Desde que dirigia a revista Harvard Law Review, Barack Obama sempre comandou reuniões segundo um conjunto peculiar de regras. Todos contribuem; quem ficar quieto, só espiando, será interrogado. (Ele quer "sugar todas as idéias da sala", segundo a assessora Valerie Jarrett.) Cite uma teoria, e Obama pergunta como isso se dá prática. Como um maestro, ele joga um participante contra o outro, e então destaca áreas de concordância. Reitera sempre as contribuições alheias, mas com suas próprias palavras, mais eloqüentes. E aí, quando a reunião acaba, sua opinião pode continuar sendo um mistério.
Essas reuniões, assim como a própria carreira de Obama, podem dar pistas sobre que tipo de presidente ele será se for eleito. Elas sugerem alguém que delibera com frieza, se comunica com fluência e tem fome de conhecimento acadêmico, mas pouco interesse pela abstração.
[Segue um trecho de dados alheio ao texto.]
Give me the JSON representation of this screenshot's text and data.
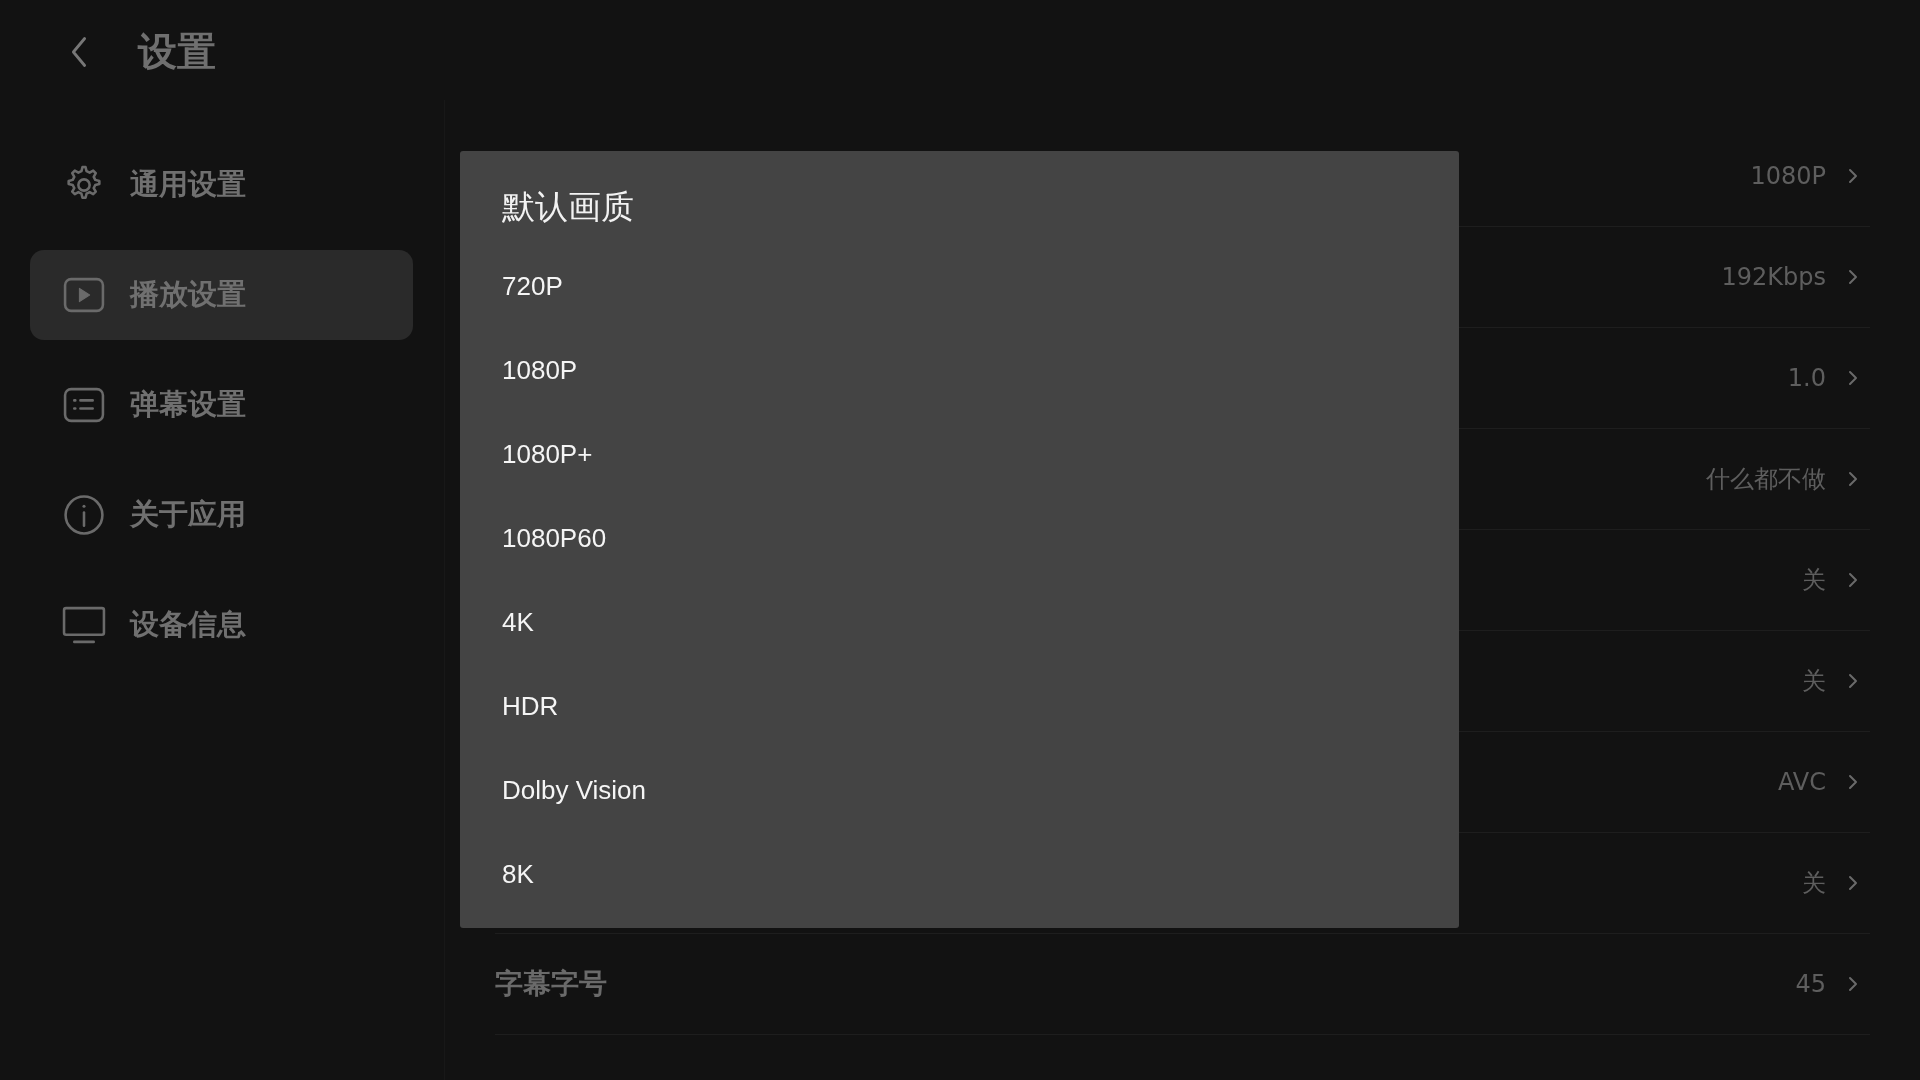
{
  "header": {
    "title": "设置"
  },
  "sidebar": {
    "items": [
      {
        "label": "通用设置",
        "kind": "general",
        "selected": false
      },
      {
        "label": "播放设置",
        "kind": "playback",
        "selected": true
      },
      {
        "label": "弹幕设置",
        "kind": "danmaku",
        "selected": false
      },
      {
        "label": "关于应用",
        "kind": "about",
        "selected": false
      },
      {
        "label": "设备信息",
        "kind": "device",
        "selected": false
      }
    ]
  },
  "settings": [
    {
      "value": "1080P"
    },
    {
      "value": "192Kbps"
    },
    {
      "value": "1.0"
    },
    {
      "value": "什么都不做"
    },
    {
      "value": "关"
    },
    {
      "value": "关"
    },
    {
      "value": "AVC"
    },
    {
      "value": "关"
    },
    {
      "label": "字幕字号",
      "value": "45"
    }
  ],
  "dialog": {
    "title": "默认画质",
    "options": [
      "720P",
      "1080P",
      "1080P+",
      "1080P60",
      "4K",
      "HDR",
      "Dolby Vision",
      "8K"
    ]
  }
}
Obama pode ter dificuldades em tomar decisões rápidas ou abandonar um plano minucioso. Como presidente, deve valorizar o consenso, exceto quando decidir ignorá-lo. E sua eterna necessidade de controlar tudo provavelmente se traduzirá numa Casa Branca disciplinada.
Ganhar a eleição de amanhã, como prevêem as pesquisas, seria mais uma transformação numa vida cheia de mudanças dramáticas e auto-induzidas: do menino criado na Indonésia e no Havaí até o ativista afro-descendente de Chicago; de ateu a cristão; do acadêmico obstinado ao mais suave dos políticos; e talvez agora, oito anos após ser esmagado numa disputa para o Congresso, ser o primeiro negro a ocupar a Casa Branca.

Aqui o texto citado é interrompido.